In a December 16 post on X, Smith denounced Skate Canada’s recent decision to stop holding competitions in Alberta due to a provincial law keeping gender-confused men from competing in women’s sports.
“Women and girls have the right to play competitive sports in a safe and fair environment against other biological females,” Smith declared. “This view is held by a vast majority of Albertans and Canadians. It is also common sense and common decency.”
Women and girls have the right to play competitive sports in a safe and fair environment against other biological females.
This view is held by a vast majority of Albertans and Canadians. It is also common sense and common decency.
Skate Canada‘s refusal to hold events in… pic.twitter.com/n4vbkTx6B0
— Danielle Smith (@ABDanielleSmith) December 16, 2025
“Skate Canada‘s refusal to hold events in Alberta because we choose to protect women and girls in sport is disgraceful,” she declared.
“We expect they will apologize and adjust their policies once they realize they are not only compromising the fairness and safety of their athletes, but are also offside with the international community, including the International Olympic Committee, which is moving in the same direction as Alberta,” Smith continued.
Earlier this week, Skate Canada announced their decision in a statement to CBC News, saying, “Following a careful assessment of Alberta’s Fairness and Safety in Sport Act, Skate Canada has determined that we are unable to host events in the province while maintaining our national standards for safe and inclusive sport.”
Under Alberta’s Fairness and Safety in Sport Act, passed last December, biological men who claim to be women are prevented from competing in women’s sports.

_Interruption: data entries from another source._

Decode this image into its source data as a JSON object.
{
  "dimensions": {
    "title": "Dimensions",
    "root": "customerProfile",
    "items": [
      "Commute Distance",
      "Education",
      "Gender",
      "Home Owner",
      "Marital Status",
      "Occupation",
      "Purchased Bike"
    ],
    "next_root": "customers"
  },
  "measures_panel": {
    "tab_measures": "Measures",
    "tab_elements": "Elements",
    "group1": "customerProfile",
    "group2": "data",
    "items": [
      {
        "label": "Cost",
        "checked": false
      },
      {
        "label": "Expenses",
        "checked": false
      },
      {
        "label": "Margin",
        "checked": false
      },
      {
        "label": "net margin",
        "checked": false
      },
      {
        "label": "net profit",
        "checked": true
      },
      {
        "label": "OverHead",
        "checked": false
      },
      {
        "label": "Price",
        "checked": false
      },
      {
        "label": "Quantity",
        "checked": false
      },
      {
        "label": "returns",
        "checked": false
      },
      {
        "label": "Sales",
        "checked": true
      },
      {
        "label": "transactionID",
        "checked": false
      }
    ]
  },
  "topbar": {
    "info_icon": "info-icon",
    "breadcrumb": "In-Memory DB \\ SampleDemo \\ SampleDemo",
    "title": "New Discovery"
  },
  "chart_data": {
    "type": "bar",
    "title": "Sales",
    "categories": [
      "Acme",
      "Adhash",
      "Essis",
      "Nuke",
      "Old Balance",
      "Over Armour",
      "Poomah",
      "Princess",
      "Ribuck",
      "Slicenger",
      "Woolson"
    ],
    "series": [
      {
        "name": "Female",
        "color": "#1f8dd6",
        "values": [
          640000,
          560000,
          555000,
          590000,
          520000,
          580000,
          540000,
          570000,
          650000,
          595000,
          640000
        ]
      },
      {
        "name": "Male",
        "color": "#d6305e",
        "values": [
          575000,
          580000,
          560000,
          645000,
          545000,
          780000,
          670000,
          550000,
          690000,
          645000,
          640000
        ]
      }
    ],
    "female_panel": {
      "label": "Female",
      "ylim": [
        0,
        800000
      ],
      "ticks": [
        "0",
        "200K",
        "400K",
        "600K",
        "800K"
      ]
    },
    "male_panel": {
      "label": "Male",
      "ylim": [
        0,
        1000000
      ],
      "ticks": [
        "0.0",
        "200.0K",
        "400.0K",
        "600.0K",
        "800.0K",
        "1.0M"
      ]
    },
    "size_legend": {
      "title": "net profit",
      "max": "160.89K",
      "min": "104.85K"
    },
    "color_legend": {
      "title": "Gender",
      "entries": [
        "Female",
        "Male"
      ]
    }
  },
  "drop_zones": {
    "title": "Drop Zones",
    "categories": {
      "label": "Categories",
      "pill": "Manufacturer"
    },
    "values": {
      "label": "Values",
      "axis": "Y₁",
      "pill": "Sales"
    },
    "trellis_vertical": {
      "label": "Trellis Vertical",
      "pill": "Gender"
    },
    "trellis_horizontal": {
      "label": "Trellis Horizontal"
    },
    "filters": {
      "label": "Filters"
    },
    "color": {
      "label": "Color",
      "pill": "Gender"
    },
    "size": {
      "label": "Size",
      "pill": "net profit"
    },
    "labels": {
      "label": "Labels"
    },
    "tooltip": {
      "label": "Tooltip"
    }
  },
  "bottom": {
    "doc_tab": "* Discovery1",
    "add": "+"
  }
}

Notably, Skate Canada’s statement failed to address safety and fairness concerns for women who are forced to compete against stronger, and sometimes violent, male competitors who claim to be women.
Under their 2023 policy, Skate Canada states “skaters in domestic events sanctioned by Skate Canada who identify as trans are able to participate in the gender category in which they identify.”
While Skate Canada maintains that gender-confused men should compete against women, the International Olympic Committee is reportedly moving to ban gender-confused men from women’s Olympic sports.
The move comes after studies have repeatedly revealed what almost everyone already knew was true, namely that males have a considerable innate advantage over women in athletics.
Indeed, a recent study published in Sports Medicine found that a year of “transgender” hormone drugs results in “very modest changes” in the inherent strength advantages of men.
Additionally, male athletes competing in women’s sports are known to be violent, especially toward female athletes who oppose their dominance in women’s sports.
Last August, Albertan male powerlifter “Anne” Andres was suspended for six months after a slew of death threats and harassments against his female competitors.
In February, Andres ranted about why men should be able to compete in women’s competitions, calling for “the Ontario lifter” who opposes this, apparently referring to powerlifter April Hutchinson, to “die painfully.”
Interestingly, while Andres was suspended for six months for issuing death threats, Hutchinson was suspended for two years after publicly condemning him for stealing victories from women and then mocking his female competitors on social media. Her suspension was later reduced to a year.